Emotional Robotics

It may sound like science fiction, but a team lead by David Bell from Queen's University is using emotions to guide robotic behavior. Their robot responds to new objects with a cascade of feelings; initial fearfulness gives way to caution and inquisitiveness. After a certain amount of observation, the robot will decide whether those new objects should be avoided or approached, and whether they can be categorized as instances of old objects or as entirely new ones.

Antonio Damasio, among others, has long held that emotions are a critical part of intelligence. According to this view, emotions and feelings are the "immune system" of the brain; they interface our internal worlds with the external world, and guide us towards responding adaptively to it. Emotions motivate many of our responses to external stimuli; they are easily conditioned and thereby altered with experience; and the experiences that elicit strong emotions are likely to affect our behavior for quite some time.

But these researchers had a dual focus. Not only did they emphasize the role of emotions, but also the importance of childlike cognition - of which heightened emotions are certainly a part. As David Bell put it, "A system that can observe events in an unknown scenario, learn and participate as a child would is a major challenge in AI. We have not achieved this, but we think we've made a small advance." No tantrums, I hope.

For this small advance his team has won the British Computer Society's 2005 Machine Intelligence Prize. The robot, named "IFOMIND" is based on the Khepera platform. The BBC is also running a short article on the team.

This work builds on earlier advances in neural network and neurorobotic modeling of the mammalian dopamine system, also using the Khepera system. Olaf Sporns and Will Alexander created a robot capable of navigating through an environment, avoiding obstacles, and gripping objects with a moveable arm. Sensory inputs include color vision and "taste," defined as the conductivity of the objects it encounters. The robot's rate-coded neural network used layers based on real mamallian neural structures, and was provided with artificial "dopamine" fluctuations depending on the rewards it encountered, in which objects with lower conductivity were more rewarding. After exploring its environment, the robot learned to stay within the areas of highest reward density. This behavior was never explicitly programmed, but developed autonomously as a result of the interaction between environment and (intelligent?) agent.

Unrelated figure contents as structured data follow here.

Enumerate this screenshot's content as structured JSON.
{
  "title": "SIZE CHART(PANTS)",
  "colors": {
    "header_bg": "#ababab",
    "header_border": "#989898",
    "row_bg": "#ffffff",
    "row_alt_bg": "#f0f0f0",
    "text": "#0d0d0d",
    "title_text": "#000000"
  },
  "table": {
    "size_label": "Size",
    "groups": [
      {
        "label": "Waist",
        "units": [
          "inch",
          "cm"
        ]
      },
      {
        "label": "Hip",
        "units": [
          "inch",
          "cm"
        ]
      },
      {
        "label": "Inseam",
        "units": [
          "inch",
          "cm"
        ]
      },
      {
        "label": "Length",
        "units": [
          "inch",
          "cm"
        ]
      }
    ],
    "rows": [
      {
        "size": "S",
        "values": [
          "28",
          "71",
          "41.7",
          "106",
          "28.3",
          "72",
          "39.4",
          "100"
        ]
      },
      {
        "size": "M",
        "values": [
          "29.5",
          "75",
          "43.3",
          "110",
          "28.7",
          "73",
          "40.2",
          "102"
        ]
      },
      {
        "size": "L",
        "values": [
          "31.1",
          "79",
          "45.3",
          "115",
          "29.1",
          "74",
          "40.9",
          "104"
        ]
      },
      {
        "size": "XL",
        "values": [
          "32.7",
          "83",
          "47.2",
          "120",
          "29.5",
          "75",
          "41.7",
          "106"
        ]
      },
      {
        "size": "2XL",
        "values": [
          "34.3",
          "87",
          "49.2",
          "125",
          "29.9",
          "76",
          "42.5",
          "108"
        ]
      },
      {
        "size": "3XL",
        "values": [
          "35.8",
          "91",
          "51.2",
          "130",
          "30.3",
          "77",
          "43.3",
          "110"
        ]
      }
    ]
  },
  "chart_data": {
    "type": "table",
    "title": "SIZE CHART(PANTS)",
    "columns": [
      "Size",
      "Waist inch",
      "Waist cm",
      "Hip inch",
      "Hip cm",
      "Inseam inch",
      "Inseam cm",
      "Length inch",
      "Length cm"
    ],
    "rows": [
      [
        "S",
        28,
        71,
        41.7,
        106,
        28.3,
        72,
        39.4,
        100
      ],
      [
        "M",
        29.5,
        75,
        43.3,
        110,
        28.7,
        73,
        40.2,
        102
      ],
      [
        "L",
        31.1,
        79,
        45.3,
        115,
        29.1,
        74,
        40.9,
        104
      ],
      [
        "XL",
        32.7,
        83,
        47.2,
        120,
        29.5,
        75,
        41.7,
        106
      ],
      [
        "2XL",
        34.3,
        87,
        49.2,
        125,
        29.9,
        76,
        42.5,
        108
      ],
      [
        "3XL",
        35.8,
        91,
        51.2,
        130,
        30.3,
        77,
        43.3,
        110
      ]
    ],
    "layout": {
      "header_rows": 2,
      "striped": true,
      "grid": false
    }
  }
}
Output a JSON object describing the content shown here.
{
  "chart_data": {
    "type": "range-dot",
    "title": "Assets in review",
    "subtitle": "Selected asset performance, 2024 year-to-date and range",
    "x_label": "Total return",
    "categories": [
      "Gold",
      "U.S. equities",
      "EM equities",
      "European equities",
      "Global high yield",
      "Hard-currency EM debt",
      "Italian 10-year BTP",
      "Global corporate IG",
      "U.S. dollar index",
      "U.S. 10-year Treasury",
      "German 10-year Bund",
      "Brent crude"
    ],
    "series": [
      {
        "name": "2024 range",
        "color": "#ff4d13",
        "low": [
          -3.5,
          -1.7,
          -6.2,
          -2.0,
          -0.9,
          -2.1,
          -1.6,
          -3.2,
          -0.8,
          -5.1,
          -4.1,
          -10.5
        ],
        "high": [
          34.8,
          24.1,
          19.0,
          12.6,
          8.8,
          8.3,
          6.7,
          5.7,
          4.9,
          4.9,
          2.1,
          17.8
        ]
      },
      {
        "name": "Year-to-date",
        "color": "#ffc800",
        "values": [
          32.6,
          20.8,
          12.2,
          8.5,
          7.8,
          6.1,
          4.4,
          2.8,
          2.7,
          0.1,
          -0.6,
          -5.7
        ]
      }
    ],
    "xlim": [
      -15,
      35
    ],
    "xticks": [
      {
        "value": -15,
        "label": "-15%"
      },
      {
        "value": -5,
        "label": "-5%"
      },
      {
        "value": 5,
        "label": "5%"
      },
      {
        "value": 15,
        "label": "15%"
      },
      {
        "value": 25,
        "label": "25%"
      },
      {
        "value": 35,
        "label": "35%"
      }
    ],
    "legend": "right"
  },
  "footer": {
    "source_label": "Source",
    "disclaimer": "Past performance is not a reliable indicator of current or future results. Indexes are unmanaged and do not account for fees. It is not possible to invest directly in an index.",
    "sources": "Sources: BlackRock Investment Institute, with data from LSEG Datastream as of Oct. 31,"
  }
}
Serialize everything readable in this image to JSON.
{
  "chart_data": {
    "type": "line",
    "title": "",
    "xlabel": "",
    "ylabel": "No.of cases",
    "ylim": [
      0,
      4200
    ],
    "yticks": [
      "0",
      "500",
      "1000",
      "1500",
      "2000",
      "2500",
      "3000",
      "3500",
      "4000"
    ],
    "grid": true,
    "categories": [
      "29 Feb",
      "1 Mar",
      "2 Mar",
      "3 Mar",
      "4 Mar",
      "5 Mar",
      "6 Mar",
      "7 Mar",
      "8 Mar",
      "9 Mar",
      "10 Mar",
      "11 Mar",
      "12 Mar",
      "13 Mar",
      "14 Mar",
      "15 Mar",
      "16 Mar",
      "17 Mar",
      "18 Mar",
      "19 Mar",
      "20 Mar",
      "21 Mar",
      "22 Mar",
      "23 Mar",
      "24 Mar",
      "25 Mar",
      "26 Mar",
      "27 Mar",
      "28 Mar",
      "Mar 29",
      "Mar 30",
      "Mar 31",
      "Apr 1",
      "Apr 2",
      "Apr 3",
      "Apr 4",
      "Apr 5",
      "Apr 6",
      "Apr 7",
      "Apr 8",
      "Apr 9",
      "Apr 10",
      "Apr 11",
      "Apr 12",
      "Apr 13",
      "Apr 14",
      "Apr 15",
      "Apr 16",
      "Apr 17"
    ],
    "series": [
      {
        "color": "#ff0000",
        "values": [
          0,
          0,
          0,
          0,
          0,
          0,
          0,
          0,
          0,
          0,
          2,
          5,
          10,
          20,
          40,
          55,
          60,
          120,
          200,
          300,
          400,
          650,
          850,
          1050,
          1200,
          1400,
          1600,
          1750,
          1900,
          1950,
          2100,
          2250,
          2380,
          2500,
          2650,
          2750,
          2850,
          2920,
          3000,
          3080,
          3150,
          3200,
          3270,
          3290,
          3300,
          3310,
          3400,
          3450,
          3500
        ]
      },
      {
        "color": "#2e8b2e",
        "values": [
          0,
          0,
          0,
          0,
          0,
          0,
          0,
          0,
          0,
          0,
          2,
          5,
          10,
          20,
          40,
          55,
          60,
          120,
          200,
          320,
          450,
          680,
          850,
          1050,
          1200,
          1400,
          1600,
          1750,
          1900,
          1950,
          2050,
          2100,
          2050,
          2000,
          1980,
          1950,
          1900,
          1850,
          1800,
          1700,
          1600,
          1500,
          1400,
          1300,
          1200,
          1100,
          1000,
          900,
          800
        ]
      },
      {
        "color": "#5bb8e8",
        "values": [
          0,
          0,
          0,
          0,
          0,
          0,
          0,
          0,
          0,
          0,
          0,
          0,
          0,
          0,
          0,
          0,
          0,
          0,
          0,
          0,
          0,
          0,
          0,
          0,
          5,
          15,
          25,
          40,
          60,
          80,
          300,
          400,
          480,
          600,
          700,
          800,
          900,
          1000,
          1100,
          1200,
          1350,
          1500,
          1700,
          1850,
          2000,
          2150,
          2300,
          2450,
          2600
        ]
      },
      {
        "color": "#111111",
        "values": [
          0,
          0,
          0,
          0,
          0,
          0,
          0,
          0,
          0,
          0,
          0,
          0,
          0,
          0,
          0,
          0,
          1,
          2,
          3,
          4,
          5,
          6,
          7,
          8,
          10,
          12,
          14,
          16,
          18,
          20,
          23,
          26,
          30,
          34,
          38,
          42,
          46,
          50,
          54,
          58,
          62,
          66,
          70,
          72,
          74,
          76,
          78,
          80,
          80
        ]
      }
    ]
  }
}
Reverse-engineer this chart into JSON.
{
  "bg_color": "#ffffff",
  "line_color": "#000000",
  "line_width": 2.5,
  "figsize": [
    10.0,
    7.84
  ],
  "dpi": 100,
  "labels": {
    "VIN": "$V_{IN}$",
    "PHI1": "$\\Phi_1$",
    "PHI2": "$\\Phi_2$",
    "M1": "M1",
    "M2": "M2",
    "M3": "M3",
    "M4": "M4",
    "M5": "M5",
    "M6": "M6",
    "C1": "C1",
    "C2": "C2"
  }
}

One might claim that the relationship between these "artificial dopamine" fluctuations and real, human emotion is purely metaphorical, and that the analogy is really just an extreme case of anthropomorphism. As Dylan Evans points out in his article on emotional robotics, however, the same thing was once thought of animals: "Descartes, for example, claimed that animals did not really have feelings just like us because they were just complex machines, without a soul. When they screamed in apparent pain, they were just following the dictates of their inner mechanism. Now that we know the pain mechanism in humans is not much different from that of other animals, the Cartesian distinction between sentient humans and 'machine-like' animals does not make much sense." The same might now be said of the distinction between sentient humans and 'human-like' robots; are we making an artificial distinction between the emotional circuits of the human brain, and simpler versions of it in silico?